Machbarkeitsstudie zum „Bigge Themen-/Erlebnisweg“

Zu dem von der UWG-Ratsfraktion vorgeschlagenen LEADER-Projekt „Bigge – Themen- und Erlebnisweg“ liegt mittlerweile das Ergebnis der von der Gemeinde in Auftrag gegebenen Machbarkeitsstudie vor.

Ohne einer abschließenden Bewertung durch Verwaltung und Politik vorzugreifen, gibt die Studie aus unserer Sicht brauchbare Empfehlungen zur Umsetzung von  Gestaltungsvorschlägen.

Die Wendener Hütte soll, so der Gutachter, als Alleinstellungsmerkmal als älteste Holzkohlehochofen gezielter herausgestellt und beworben werden

Welche Maßnahmen realisiert werden, und gebündelt als konkretes LEADER-Projekt offiziell eingereicht werden,  muss vom Gemeinderat beschlossen werden. Zuvor sind noch komplexe Detailfragen zu klären.
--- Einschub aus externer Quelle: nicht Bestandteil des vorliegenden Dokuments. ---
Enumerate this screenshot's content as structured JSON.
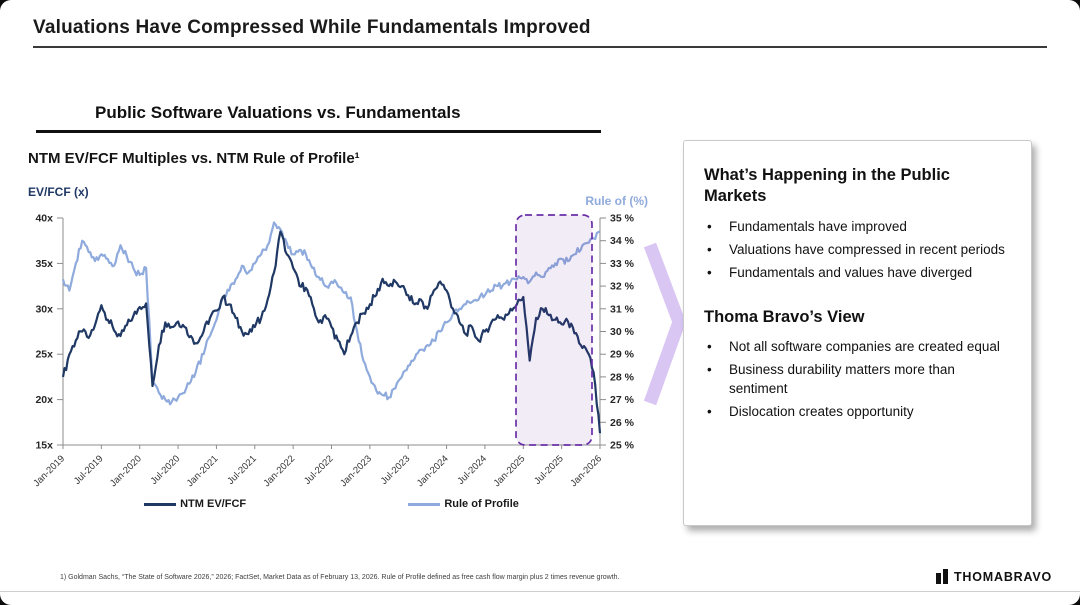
{
  "slide": {
    "title": "Valuations Have Compressed While Fundamentals Improved",
    "section_title": "Public Software Valuations vs. Fundamentals",
    "footnote": "1) Goldman Sachs, “The State of Software 2026,” 2026; FactSet, Market Data as of February 13, 2026. Rule of Profile defined as free cash flow margin plus 2 times revenue growth.",
    "logo_text": "THOMABRAVO"
  },
  "panel": {
    "heading_markets": "What’s Happening in the Public Markets",
    "bullets_markets": [
      "Fundamentals have improved",
      "Valuations have compressed in recent periods",
      "Fundamentals and values have diverged"
    ],
    "heading_view": "Thoma Bravo’s View",
    "bullets_view": [
      "Not all software companies are created equal",
      "Business durability matters more than sentiment",
      "Dislocation creates opportunity"
    ]
  },
  "chart_data": {
    "type": "line",
    "title": "NTM EV/FCF Multiples vs. NTM Rule of Profile¹",
    "left_axis": {
      "label": "EV/FCF (x)",
      "tick_labels": [
        "40x",
        "35x",
        "30x",
        "25x",
        "20x",
        "15x"
      ],
      "range": [
        15,
        40
      ]
    },
    "right_axis": {
      "label": "Rule of (%)",
      "tick_labels": [
        "35 %",
        "34 %",
        "33 %",
        "32 %",
        "31 %",
        "30 %",
        "29 %",
        "28 %",
        "27 %",
        "26 %",
        "25 %"
      ],
      "range": [
        25,
        35
      ]
    },
    "x_tick_labels": [
      "Jan-2019",
      "Jul-2019",
      "Jan-2020",
      "Jul-2020",
      "Jan-2021",
      "Jul-2021",
      "Jan-2022",
      "Jul-2022",
      "Jan-2023",
      "Jul-2023",
      "Jan-2024",
      "Jul-2024",
      "Jan-2025",
      "Jul-2025",
      "Jan-2026"
    ],
    "x_frequency": "monthly, Jan-2019 through Jan-2026",
    "grid": false,
    "legend_position": "bottom",
    "series": [
      {
        "name": "NTM EV/FCF",
        "axis": "left",
        "unit": "x",
        "color": "#1F3864",
        "values": [
          22.5,
          25.0,
          26.5,
          27.5,
          26.8,
          28.2,
          30.4,
          28.8,
          27.6,
          27.0,
          28.2,
          29.2,
          30.2,
          30.6,
          21.5,
          26.0,
          28.5,
          28.0,
          28.6,
          28.0,
          27.0,
          26.2,
          27.5,
          29.0,
          29.8,
          31.3,
          30.5,
          29.0,
          27.5,
          27.2,
          28.0,
          29.0,
          31.0,
          34.0,
          38.5,
          36.0,
          34.5,
          32.5,
          32.3,
          30.5,
          28.5,
          29.3,
          28.0,
          26.5,
          25.0,
          27.0,
          28.5,
          29.5,
          30.5,
          31.5,
          33.3,
          32.5,
          33.0,
          32.5,
          31.5,
          30.5,
          31.0,
          30.0,
          32.0,
          33.0,
          32.0,
          30.0,
          28.5,
          27.2,
          28.0,
          26.5,
          27.5,
          28.5,
          29.3,
          28.8,
          30.0,
          30.5,
          31.3,
          24.3,
          29.0,
          30.0,
          29.3,
          28.8,
          28.3,
          28.6,
          27.3,
          26.0,
          25.3,
          23.0,
          16.3
        ]
      },
      {
        "name": "Rule of Profile",
        "axis": "right",
        "unit": "%",
        "color": "#8FAADC",
        "values": [
          32.3,
          31.8,
          33.0,
          34.0,
          33.5,
          33.1,
          33.4,
          33.2,
          32.9,
          33.8,
          33.3,
          32.8,
          32.5,
          32.8,
          27.8,
          27.3,
          27.0,
          26.9,
          27.1,
          27.3,
          27.8,
          28.5,
          29.0,
          29.8,
          30.5,
          31.5,
          31.8,
          32.3,
          32.9,
          32.6,
          33.0,
          33.4,
          33.8,
          34.8,
          34.5,
          33.9,
          33.4,
          33.6,
          33.4,
          32.8,
          32.4,
          32.0,
          32.2,
          32.0,
          31.7,
          31.5,
          30.0,
          28.7,
          28.0,
          27.4,
          27.2,
          27.1,
          27.5,
          28.0,
          28.5,
          28.8,
          29.2,
          29.4,
          29.6,
          30.0,
          30.4,
          30.8,
          31.0,
          31.2,
          31.3,
          31.4,
          31.6,
          31.8,
          32.0,
          32.1,
          32.2,
          32.3,
          32.4,
          32.2,
          32.6,
          32.4,
          32.8,
          33.0,
          33.2,
          33.1,
          33.4,
          33.6,
          33.9,
          34.1,
          34.4
        ]
      }
    ],
    "highlight_region": {
      "from": "Jan-2025",
      "to": "Jan-2026",
      "border_color": "#6A2FA8",
      "fill_color": "rgba(112,48,160,0.09)",
      "style": "dashed rounded rectangle"
    },
    "annotation_arrow_color": "#D9C6F3"
  },
  "colors": {
    "navy": "#1F3864",
    "light_blue": "#8FAADC",
    "purple_dash": "#6A2FA8",
    "lavender_fill": "rgba(112,48,160,0.09)",
    "chevron": "#D9C6F3",
    "axis_gray": "#8c8c8c"
  }
}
Klicke zu Bigge Projektvorschlag 15. 03. 2017

Der „Wendener 20 Punkte – Plan“

Im Juli 2016 stellten die Wendener Ratsmitglieder Bernd Arns, Wolfgang Solbach, Thorsten Scheen, Sibille Niklas und Uli Heinrich (der den Anstoß dazu gab) 20 Vorschläge zur Verschönerung  und städtebaulichen Fortentwicklung ihres Heimatortes zusammen.   Diese „politischen Repräsentanten“ des Ortes sehen eine ihrer  politischen Aufgaben darin, die Attraktivität des Zentralortes Wenden für Bewohner, Einzelhandel, Gewerbe und Besucher zu verbessern (ohne die Belange anderer Ortschaften zu vernachlässigen!).

Die in Wenden an der Ecke Hauptstr./Hünsborner Str. liegende Freifläche steht im Eigentum der Gemeinde. Die ungepflegte Wiese soll für die Nutzung durch die Bevölkerung sinnvoll gestaltet werden.

Das gilt in besonderem Maße entlang der Hauptstraße, die als „Schaufenster“ das Ortsbild besonders auffallend prägt. Eine aufwertende städtebauliche bzw. architektonische Gestaltung wäre wünschenswert, zumindest sollte mit Verschönerungsmaßnahmen  angefangen werden (auch auf Privatgrundstücken).

Unter anderem werden bauliche, verkehrliche und „optische“ Verbesserungen angesprochen sowie die Gestaltung des öffentlichen Raums, einschließlich die Weiterentwicklung des  Wendebachtales. Inwieweit die „Alte Mühle“ von der Gemeinde erworben und umgestaltet werden könnte, was aus Sicht der Wendener Ratsmitglieder wünschenswert wäre, bedarf noch näherer Prüfung.

Mit dem Bürgermeister  und  der  (Bau-)Verwaltung ist die Vorschlagsliste besprochen und abgestimmt worden (Machbarkeitsprüfung). Einzelne Maßnahmen sollen, sofern erforderlich nach einem Beschluss durch politische Gremien, nach und nach praktisch umgesetzt werden. So befasst sich der Bau- und Planungsausschuss am 10. Mai 2017 erstmals damit.

Die Initiative der örtlichen Ratsmitglieder zeigt, es müssen nicht extra  „teure“ Gutachter beauftragt oder Studien einer Uni eingeholt werden, um zu sehen, was „vor unserer Haustür“ gut oder schlecht bzw. erhaltenswert oder veränderbar ist!